People talk about love all the time. In fact, we probably over used the word; after all can we really love everything we claim to love?
If I say I love a movie or a song or a pair of shoes, does it take away the meaning from when I say I love my children? It's different, of course, but is it possible to love a person and a pair of shoes the same amount, but on different planes?
I ask because, like most girls, I really expected love to be this amazing force that spun me around and made me see the world in a totally different way. Something huge and overwhelmingly powerful that takes your breath away. Now did I feel that about "whatshisname"? No, but by point I didn't figure it was physically possible for me to fall in love and I was using a mini-checklist to find the perfect guy. (The reason I didn't think I could actually feel love is for another post because, truthfully, I have NO idea where that idea came from.)

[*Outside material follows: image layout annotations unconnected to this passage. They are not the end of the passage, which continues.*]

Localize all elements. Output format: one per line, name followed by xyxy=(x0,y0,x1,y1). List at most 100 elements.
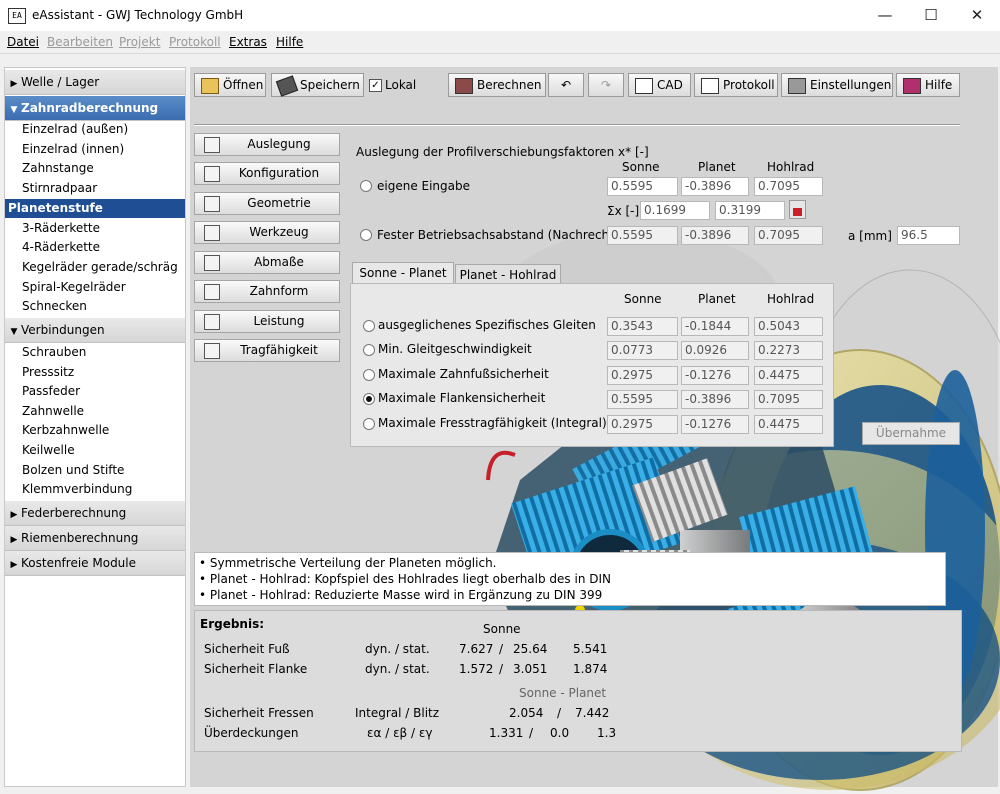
menu-datei[interactable]: Datei xyxy=(7,35,39,49)
sidebar-item[interactable]: Klemmverbindung xyxy=(22,480,132,499)
tab-planet-hohlrad[interactable]: Planet - Hohlrad xyxy=(455,264,561,285)
hilfe-button[interactable]: Hilfe xyxy=(896,73,960,97)
nav-button[interactable]: Geometrie xyxy=(194,192,340,215)
nav-label: Konfiguration xyxy=(238,166,320,180)
col-hohlrad: Hohlrad xyxy=(767,160,815,174)
open-button[interactable]: Öffnen xyxy=(194,73,266,97)
sidebar-item[interactable]: Kerbzahnwelle xyxy=(22,421,109,440)
section-federberechnung[interactable]: ▶ Federberechnung xyxy=(5,501,185,526)
collapsed-arrow-icon: ▶ xyxy=(10,560,18,570)
sidebar-item[interactable]: Stirnradpaar xyxy=(22,179,97,198)
save-button[interactable]: Speichern xyxy=(271,73,364,97)
hilfe-label: Hilfe xyxy=(925,78,953,92)
calculator-icon xyxy=(455,77,473,94)
redo-button[interactable]: ↷ xyxy=(588,73,624,97)
section-verbindungen[interactable]: ▼ Verbindungen xyxy=(5,318,185,343)
nav-button[interactable]: Auslegung xyxy=(194,133,340,156)
eps-gamma: 1.3 xyxy=(597,726,617,740)
sigma-label: Σx [-] xyxy=(607,204,640,218)
section-kostenfreie-module[interactable]: ▶ Kostenfreie Module xyxy=(5,551,185,576)
method-label: ausgeglichenes Spezifisches Gleiten xyxy=(378,318,596,332)
section-welle-lager[interactable]: ▶ Welle / Lager xyxy=(5,70,185,95)
method-label: Min. Gleitgeschwindigkeit xyxy=(378,342,532,356)
fester-planet-input[interactable]: -0.3896 xyxy=(681,226,749,245)
section-zahnradberechnung[interactable]: ▼ Zahnradberechnung xyxy=(5,96,185,121)
nav-icon xyxy=(204,314,220,330)
maximize-button[interactable]: ☐ xyxy=(908,0,954,31)
redo-icon: ↷ xyxy=(600,78,612,92)
sidebar-item[interactable]: Passfeder xyxy=(22,382,80,401)
lokal-checkbox[interactable]: ✓ xyxy=(369,79,382,92)
document-icon xyxy=(701,77,719,94)
method-value: -0.1844 xyxy=(681,317,749,336)
method-radio[interactable] xyxy=(363,320,375,332)
sigma-2-input[interactable]: 0.3199 xyxy=(715,201,785,220)
method-radio[interactable] xyxy=(363,369,375,381)
nav-button[interactable]: Konfiguration xyxy=(194,162,340,185)
sidebar-item[interactable]: Einzelrad (innen) xyxy=(22,140,124,159)
nav-button[interactable]: Werkzeug xyxy=(194,221,340,244)
sidebar-item[interactable]: Planetenstufe xyxy=(5,198,185,218)
method-value: 0.4475 xyxy=(754,415,823,434)
nav-button[interactable]: Leistung xyxy=(194,310,340,333)
menu-bar: Datei Bearbeiten Projekt Protokoll Extra… xyxy=(0,31,1000,54)
lock-icon xyxy=(793,208,802,216)
lock-button[interactable] xyxy=(789,200,806,219)
method-value: 0.0773 xyxy=(607,341,678,360)
note-item: • Symmetrische Verteilung der Planeten m… xyxy=(199,556,497,570)
sidebar-item[interactable]: Kegelräder gerade/schräg xyxy=(22,258,178,277)
cad-button[interactable]: CAD xyxy=(628,73,691,97)
nav-button[interactable]: Tragfähigkeit xyxy=(194,339,340,362)
eigene-planet-input[interactable]: -0.3896 xyxy=(681,177,749,196)
sigma-1-input[interactable]: 0.1699 xyxy=(640,201,710,220)
method-value: 0.2273 xyxy=(754,341,823,360)
eps-beta: 0.0 xyxy=(550,726,570,740)
menu-hilfe[interactable]: Hilfe xyxy=(276,35,303,49)
note-item: • Planet - Hohlrad: Reduzierte Masse wir… xyxy=(199,588,603,602)
sidebar-item[interactable]: Bolzen und Stifte xyxy=(22,461,124,480)
sidebar-item[interactable]: Zahnwelle xyxy=(22,402,84,421)
nav-label: Abmaße xyxy=(254,255,304,269)
uebernahme-button[interactable]: Übernahme xyxy=(862,422,960,445)
sidebar-item[interactable]: Zahnstange xyxy=(22,159,94,178)
method-radio[interactable] xyxy=(363,344,375,356)
nav-button[interactable]: Zahnform xyxy=(194,280,340,303)
section-riemenberechnung[interactable]: ▶ Riemenberechnung xyxy=(5,526,185,551)
sidebar-item[interactable]: Presssitz xyxy=(22,363,74,382)
settings-icon xyxy=(788,77,806,94)
undo-button[interactable]: ↶ xyxy=(548,73,584,97)
close-button[interactable]: ✕ xyxy=(954,0,1000,31)
protokoll-button[interactable]: Protokoll xyxy=(694,73,778,97)
radio-eigene-eingabe[interactable] xyxy=(360,180,372,192)
sidebar-item[interactable]: 3-Räderkette xyxy=(22,219,100,238)
einstellungen-button[interactable]: Einstellungen xyxy=(781,73,893,97)
method-radio[interactable] xyxy=(363,418,375,430)
ueberdeckungen-label: Überdeckungen xyxy=(204,726,299,740)
achsabstand-input[interactable]: 96.5 xyxy=(897,226,960,245)
nav-button[interactable]: Abmaße xyxy=(194,251,340,274)
menu-extras[interactable]: Extras xyxy=(229,35,267,49)
method-radio[interactable] xyxy=(363,393,375,405)
eigene-hohlrad-input[interactable]: 0.7095 xyxy=(754,177,823,196)
sidebar-item[interactable]: Einzelrad (außen) xyxy=(22,120,128,139)
radio-fester-achsabstand[interactable] xyxy=(360,229,372,241)
berechnen-button[interactable]: Berechnen xyxy=(448,73,546,97)
tab-sonne-planet[interactable]: Sonne - Planet xyxy=(352,262,454,285)
nav-icon xyxy=(204,137,220,153)
menu-projekt[interactable]: Projekt xyxy=(119,35,160,49)
protokoll-label: Protokoll xyxy=(723,78,775,92)
sidebar-item[interactable]: 4-Räderkette xyxy=(22,238,100,257)
method-value: -0.3896 xyxy=(681,390,749,409)
eigene-sonne-input[interactable]: 0.5595 xyxy=(607,177,678,196)
sidebar-item[interactable]: Schnecken xyxy=(22,297,87,316)
minimize-button[interactable]: — xyxy=(862,0,908,31)
fester-sonne-input[interactable]: 0.5595 xyxy=(607,226,678,245)
section-label: Verbindungen xyxy=(21,323,105,337)
fester-hohlrad-input[interactable]: 0.7095 xyxy=(754,226,823,245)
sidebar-item[interactable]: Keilwelle xyxy=(22,441,75,460)
note-item: • Planet - Hohlrad: Kopfspiel des Hohlra… xyxy=(199,572,612,586)
sidebar-item[interactable]: Schrauben xyxy=(22,343,86,362)
sidebar-item[interactable]: Spiral-Kegelräder xyxy=(22,278,126,297)
menu-protokoll[interactable]: Protokoll xyxy=(169,35,221,49)
menu-bearbeiten[interactable]: Bearbeiten xyxy=(47,35,113,49)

However, the love I feel for my children isn't even that crazy, powerful way. It's much more of a quiet feeling that ebbs higher at certain times, but it's always there. It's not even something I'm concious of; it almost feels like another appendage-it's just there. Is that what actual love, like romantic love, feels like too?
I mean I always thought I was very much an Elinore, but I'm thinking maybe I've been a Marianne all along, but tried to force myself into Elinore's shoes. (Note-If you have neither read or seen the Emma Thompson version of Sense and Sensibility by Jane Austin you will just not understand that statement no matter how hard I try to expalin it.)

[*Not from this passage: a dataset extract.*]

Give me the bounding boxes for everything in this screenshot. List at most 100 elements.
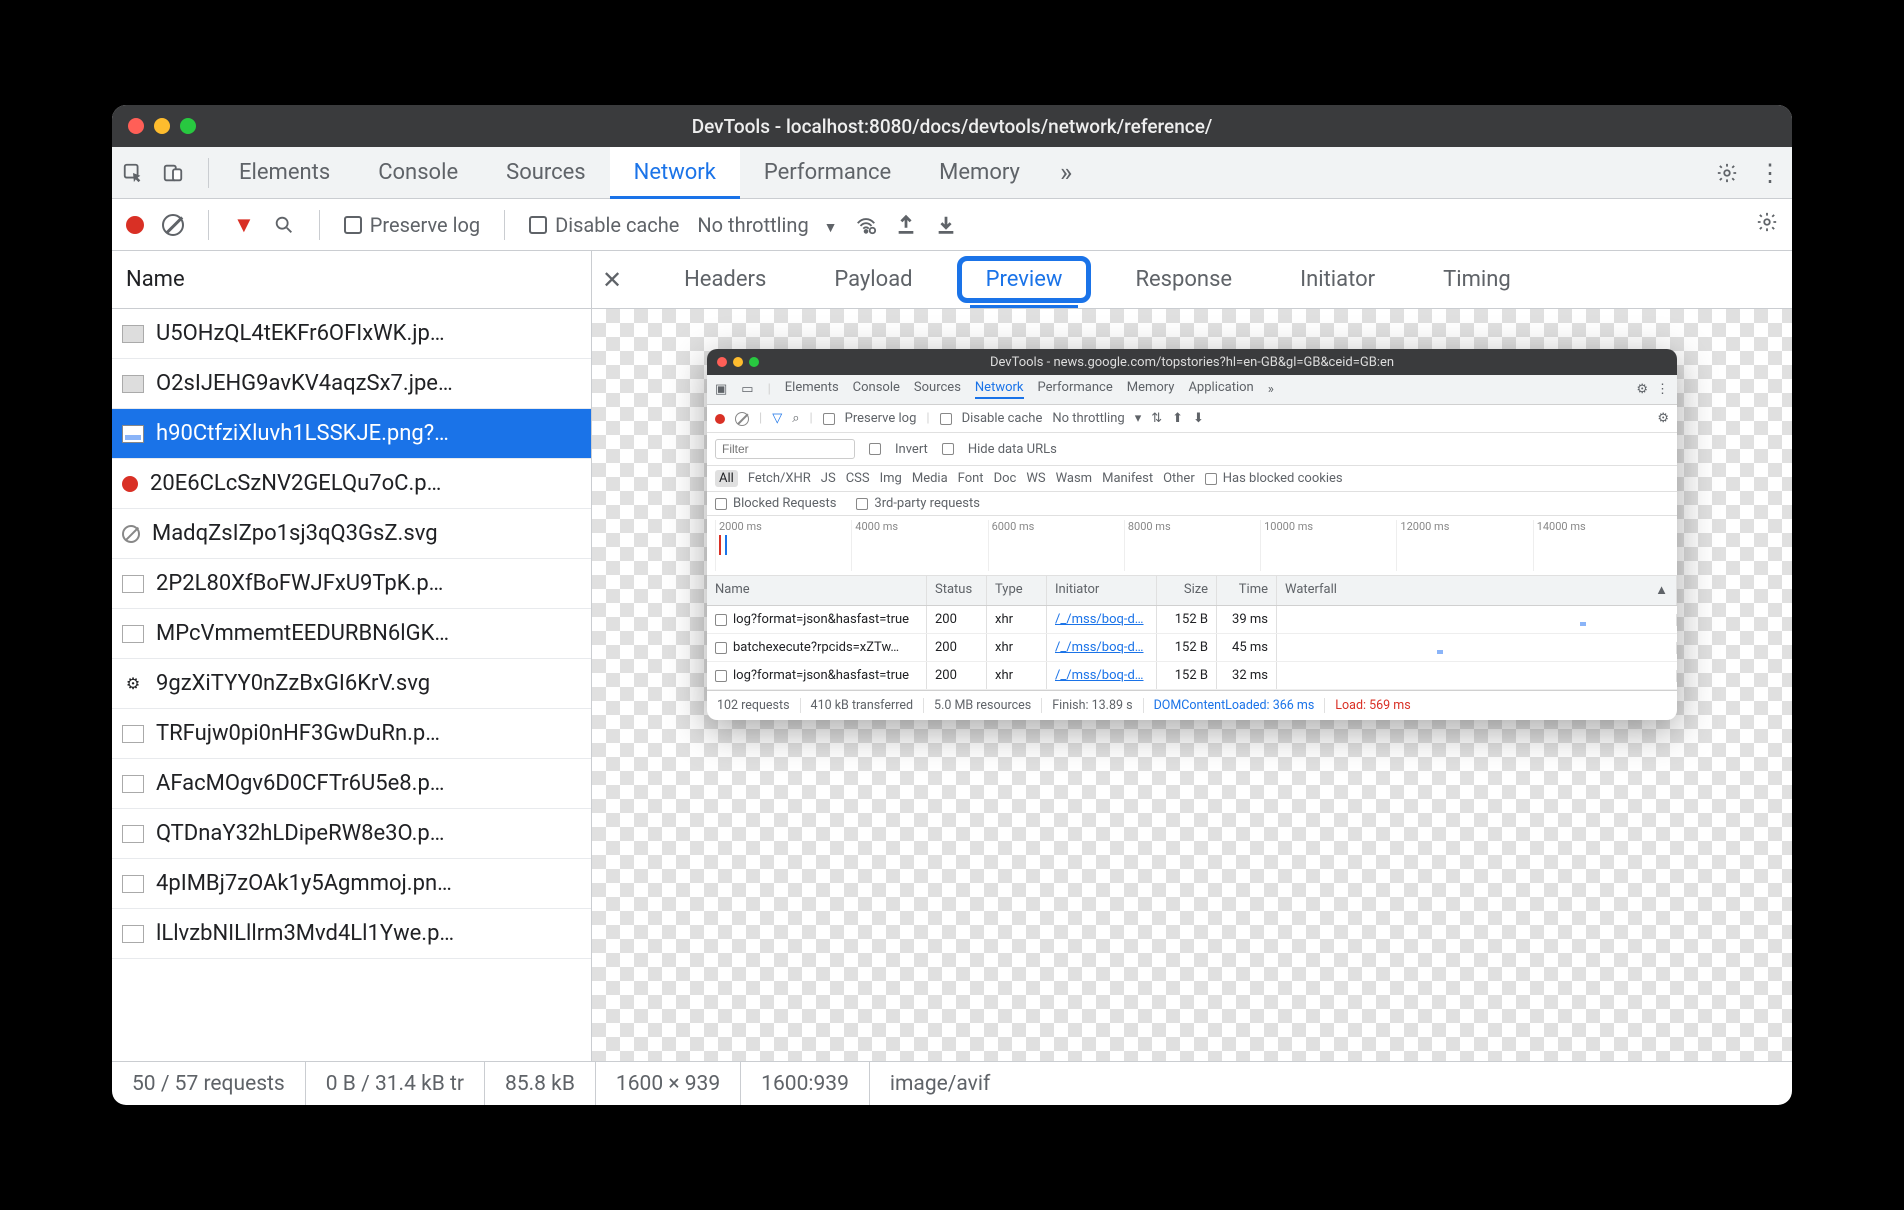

I mean, how much have the lines, "Can the soul really be satisfied with such polite affections? To love is to burn, to be on fire. Like Juliet or Guinevere or Eloise." always resonated with my heart? But that would be infatuation woudn't it? A blaze that fades and fizzles as time rides by and eventually leaves you shivering. Perhaps, instead, it is a slow, quite smolder that, much like the love I have for the kids, flares and burns at times and then dies back into something comforting and manageable, easy to maintain. Is that really it? I know most of you are married, faithful few? Is that really what it is? Have I finally unlocked some mystery that has puzzled me for 32 years?
Is the true fairy tale just being happy to smile into the eyes for someone else for years?
These are things I need answered guys...come on. I need a bit of help here.